How to Find Your Inner Peace Between House Work and Your Career
It can be difficult to find the appropriate balance between pursuing your career and doing necessary chores around the house in order to keep your home neat, clean and organized. If you try to do too much, you’ll feel stressed out and unhappy, while letting either housework or work obligations go in order to reduce the stress will leave you feeling irresponsible. Fortunately, there are things you can do to help find the correct balance and restore your inner peace.
Make a Time Budget
Just as you need a budget to help you keep your finances under control, a time budget can help you keep your time under control so that you don’t try to do too much and stress yourself out. Start by tracking everything you do for one week. The more detail you use, the better. Include things like driving to work, hours you spend at work and any work you do at home. You should also include time you spend doing personal things such as exercising or spending time with friends and family. Finally, track how much time you spend on housework.
At the end of the week, look at your budget and determine where you need to make changes. If you are spending an unreasonable time doing work activities, for example, you need to find ways to cut back on working.

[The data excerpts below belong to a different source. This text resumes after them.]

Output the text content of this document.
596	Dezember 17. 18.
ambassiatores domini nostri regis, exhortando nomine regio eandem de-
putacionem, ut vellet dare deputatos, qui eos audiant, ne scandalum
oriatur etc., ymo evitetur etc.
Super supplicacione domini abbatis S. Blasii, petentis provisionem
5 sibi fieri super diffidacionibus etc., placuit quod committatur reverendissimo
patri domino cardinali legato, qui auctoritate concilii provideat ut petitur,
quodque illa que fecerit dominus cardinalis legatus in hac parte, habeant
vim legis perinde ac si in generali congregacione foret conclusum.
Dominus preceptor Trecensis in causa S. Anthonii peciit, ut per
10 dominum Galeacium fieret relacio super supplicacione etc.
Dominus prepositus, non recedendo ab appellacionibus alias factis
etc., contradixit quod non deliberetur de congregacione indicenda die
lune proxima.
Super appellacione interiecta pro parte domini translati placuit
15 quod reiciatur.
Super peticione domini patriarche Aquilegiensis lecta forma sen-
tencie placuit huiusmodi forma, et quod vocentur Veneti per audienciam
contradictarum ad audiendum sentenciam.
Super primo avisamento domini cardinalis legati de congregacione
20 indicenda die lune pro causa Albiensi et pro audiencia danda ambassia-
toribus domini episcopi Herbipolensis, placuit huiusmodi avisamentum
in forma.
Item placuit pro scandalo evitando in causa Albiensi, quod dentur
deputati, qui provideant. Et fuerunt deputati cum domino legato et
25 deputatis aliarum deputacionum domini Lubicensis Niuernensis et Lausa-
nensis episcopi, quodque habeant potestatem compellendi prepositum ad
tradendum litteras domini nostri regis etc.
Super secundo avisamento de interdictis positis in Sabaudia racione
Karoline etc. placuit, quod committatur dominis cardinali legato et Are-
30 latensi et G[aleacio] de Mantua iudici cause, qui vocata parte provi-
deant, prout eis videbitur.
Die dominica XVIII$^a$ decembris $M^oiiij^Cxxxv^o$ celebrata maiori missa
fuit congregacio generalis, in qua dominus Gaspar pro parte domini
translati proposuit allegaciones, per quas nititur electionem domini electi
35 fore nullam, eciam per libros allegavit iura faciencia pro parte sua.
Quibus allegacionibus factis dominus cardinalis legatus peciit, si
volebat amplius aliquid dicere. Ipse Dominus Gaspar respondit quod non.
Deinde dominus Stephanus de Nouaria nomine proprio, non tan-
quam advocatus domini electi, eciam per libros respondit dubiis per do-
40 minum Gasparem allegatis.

Decide how much time you want to devote to each area of your life and write that down. If you work full time, you probably have to spend a minimum of 40 hours a week at work, so keep that in mind, but you may want to cut back on extra hours so that you can devote more time to housework.
Prioritize
It’s important to prioritize your household tasks so that you don’t overwhelm yourself trying to make your house look perfect. List all the household chores that need to be done on a daily, weekly and monthly basis. Then rewrite your list, putting the most important tasks on top. If you have limited time for housework, which most working people do, resolve to do only these top-priority tasks and let the rest go.

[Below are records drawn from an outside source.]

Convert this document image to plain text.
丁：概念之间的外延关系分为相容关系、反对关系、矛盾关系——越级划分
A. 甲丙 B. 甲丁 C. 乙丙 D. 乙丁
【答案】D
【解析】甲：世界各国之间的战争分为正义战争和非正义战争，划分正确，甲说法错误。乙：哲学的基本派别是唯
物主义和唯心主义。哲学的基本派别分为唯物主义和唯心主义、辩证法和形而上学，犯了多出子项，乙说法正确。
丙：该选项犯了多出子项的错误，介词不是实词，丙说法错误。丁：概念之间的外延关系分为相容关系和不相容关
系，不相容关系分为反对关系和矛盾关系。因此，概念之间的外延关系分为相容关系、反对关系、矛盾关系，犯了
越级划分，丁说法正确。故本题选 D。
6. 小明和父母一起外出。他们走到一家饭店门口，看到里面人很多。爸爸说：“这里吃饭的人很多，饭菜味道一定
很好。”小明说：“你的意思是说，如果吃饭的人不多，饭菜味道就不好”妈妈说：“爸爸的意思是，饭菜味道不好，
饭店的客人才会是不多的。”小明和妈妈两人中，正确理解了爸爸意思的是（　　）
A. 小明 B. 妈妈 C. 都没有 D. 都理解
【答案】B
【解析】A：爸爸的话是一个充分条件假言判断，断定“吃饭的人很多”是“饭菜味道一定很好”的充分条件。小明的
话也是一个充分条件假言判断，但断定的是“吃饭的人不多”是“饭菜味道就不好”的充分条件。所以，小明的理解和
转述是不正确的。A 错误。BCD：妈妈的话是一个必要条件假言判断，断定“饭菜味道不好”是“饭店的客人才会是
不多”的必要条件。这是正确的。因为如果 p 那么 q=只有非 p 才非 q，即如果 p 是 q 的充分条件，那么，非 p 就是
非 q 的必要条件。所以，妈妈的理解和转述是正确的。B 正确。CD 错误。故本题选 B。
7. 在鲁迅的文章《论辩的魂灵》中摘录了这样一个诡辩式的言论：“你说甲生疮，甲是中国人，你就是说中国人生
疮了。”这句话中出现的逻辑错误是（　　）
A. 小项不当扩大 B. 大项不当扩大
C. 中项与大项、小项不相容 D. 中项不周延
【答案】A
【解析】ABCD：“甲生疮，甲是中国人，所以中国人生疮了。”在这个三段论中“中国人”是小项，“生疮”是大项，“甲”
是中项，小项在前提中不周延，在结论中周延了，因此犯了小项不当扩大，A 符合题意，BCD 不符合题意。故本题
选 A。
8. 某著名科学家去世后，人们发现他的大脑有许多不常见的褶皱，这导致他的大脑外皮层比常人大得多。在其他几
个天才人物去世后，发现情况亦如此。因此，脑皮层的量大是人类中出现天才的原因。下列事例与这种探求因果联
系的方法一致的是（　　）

It can be hard to do this because you may expect your house to look perfect all the time. However, in order to make the house perfect, you have to devote significant time to housework. If you’re working full-time in addition, this is a recipe for high stress. Breathe deeply and imagine what an acceptable-looking house, rather than a perfect-looking house, would look like. Aim to do enough to make your house acceptable so that you can cut down on the amount of time you spend doing housework.
Build in Relaxation Time
It’s important to take time to relax every day. Don’t work all day, come home, clean the house, and then go to bed so you can do it all over again tomorrow. If you do that, you’ll feel like all you do is work and you’ll get burned out. Instead, try to schedule at least half an hour of relaxation every day. Watch a favorite television, show, take a bubble bath or just lie back and do nothing.
The biggest obstacle to relaxing every day is feeling like you have a lot you have to do. For example, if you have kids, you may feel you can’t relax when you get home because you have to cook supper. To avoid these kinds of problems, consider cooking a large amount of food on your day off and eating leftovers at least a couple days out of the week so that you don’t have to cook every night. It’s also okay to go out to eat once in a while if you can afford to do so. Look at every obstacle to relaxation in this manner, asking yourself what you can do differently to make room for relaxation.
Assert Your Needs
If you are feeling overwhelmed, chances are you have taken on too many obligations. Help yourself by learning to say “no” to requests you just can’t handle, both at work and at home. You also need to ask others for help if you’re feeling like there’s just too much you need to do.